| name | scaffold-connector |
| description | Build a new OpenMetadata connector from scratch — scaffold JSON Schema, Python boilerplate, and AI context using schema-first architecture with code generation across Python, Java, TypeScript, and auto-rendered UI forms. |
| user-invocable | true |
| argument-hint | [connector name or description] |
| allowed-tools | ["Bash","Read","Write","Edit","Glob","Grep","Agent"] |
| hooks | {"SessionStart":"Load the OpenMetadata connector standards before starting:\nRead the standards at ${CLAUDE_SKILL_DIR}/standards/main.md\n"} |
OpenMetadata Connector Building Skill
When to Activate
When a user asks to build, create, add, or scaffold a new connector, source, or integration for OpenMetadata.
Core Insight
One JSON Schema definition cascades through 6 layers: Python Pydantic models, Java models, UI forms (RJSF auto-render), API validation, test fixtures, and documentation.

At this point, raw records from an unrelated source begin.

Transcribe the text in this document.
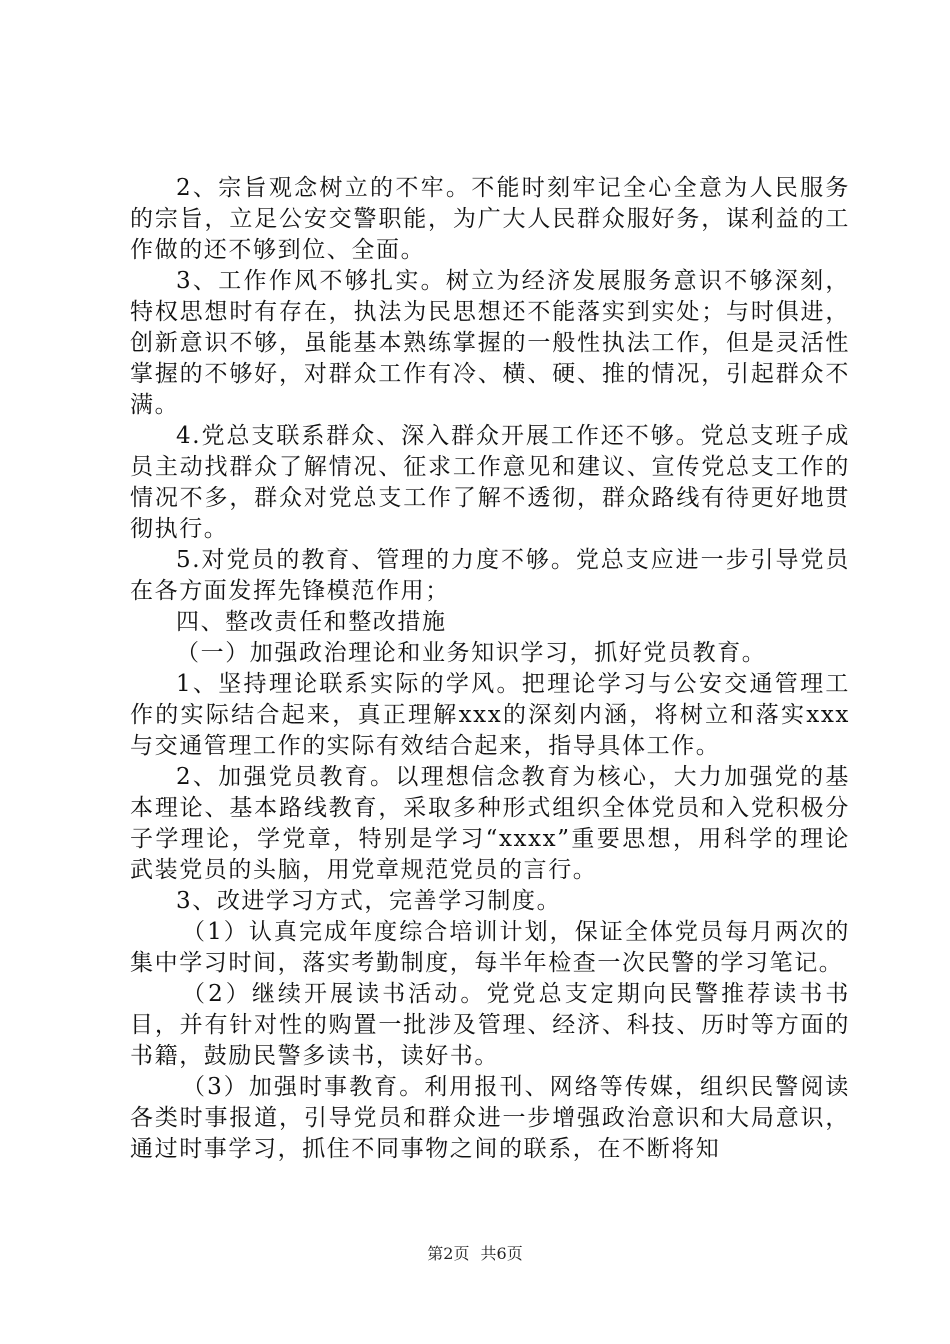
2、宗旨观念树立的不牢。不能时刻牢记全心全意为人民服务的宗旨，立足公安交警职能，为广大人民群众服好务，谋利益的工作做的还不够到位、全面。

3、工作作风不够扎实。树立为经济发展服务意识不够深刻，特权思想时有存在，执法为民思想还不能落实到实处；与时俱进，创新意识不够，虽能基本熟练掌握的一般性执法工作，但是灵活性掌握的不够好，对群众工作有冷、横、硬、推的情况，引起群众不满。

4.党总支联系群众、深入群众开展工作还不够。党总支班子成员主动找群众了解情况、征求工作意见和建议、宣传党总支工作的情况不多，群众对党总支工作了解不透彻，群众路线有待更好地贯彻执行。

5.对党员的教育、管理的力度不够。党总支应进一步引导党员在各方面发挥先锋模范作用；

四、整改责任和整改措施

（一）加强政治理论和业务知识学习，抓好党员教育。

1、坚持理论联系实际的学风。把理论学习与公安交通管理工作的实际结合起来，真正理解xxx的深刻内涵，将树立和落实xxx与交通管理工作的实际有效结合起来，指导具体工作。

2、加强党员教育。以理想信念教育为核心，大力加强党的基本理论、基本路线教育，采取多种形式组织全体党员和入党积极分子学理论，学党章，特别是学习“xxxx”重要思想，用科学的理论武装党员的头脑，用党章规范党员的言行。

3、改进学习方式，完善学习制度。

（1）认真完成年度综合培训计划，保证全体党员每月两次的集中学习时间，落实考勤制度，每半年检查一次民警的学习笔记。

（2）继续开展读书活动。党党总支定期向民警推荐读书书目，并有针对性的购置一批涉及管理、经济、科技、历时等方面的书籍，鼓励民警多读书，读好书。

（3）加强时事教育。利用报刊、网络等传媒，组织民警阅读各类时事报道，引导党员和群众进一步增强政治意识和大局意识，通过时事学习，抓住不同事物之间的联系，在不断将知

第2页 共6页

Define the schema once — everything else is generated or guided.
Workflow: 7 Phases
Phase 0: ENVIRONMENT — Set Up Python Dev Environment
Before any make or python commands, set up the environment from the repo root:
python3.11 -m venv env
source env/bin/activate
make install_dev generate
Always activate before running commands: source env/bin/activate
Phase 1: SCAFFOLD — Generate Boilerplate
Run the scaffold CLI to collect inputs and generate files:
source env/bin/activate
metadata scaffold-connector
Interactive mode collects: connector name, service type, connection type, auth types, capabilities, docs URL, SDK package, API endpoints, implementation notes, Docker image, container port.
Non-interactive mode:
metadata scaffold-connector \
--name my_db \
--service-type database \
--connection-type sqlalchemy \
--scheme "mydb+pymydb" \
--auth-types basic \
--capabilities metadata lineage usage profiler \
--docs-url "https://docs.example.com/api" \
--sdk-package "mydb-sdk" \
--docker-image "mydb/mydb:latest" \
--docker-port 5432
Output: JSON Schema + test connection JSON + Python files + CONNECTOR_CONTEXT.md as an AI working document. SQLAlchemy database connectors get concrete code templates; all others get skeleton files with pointers to reference connectors.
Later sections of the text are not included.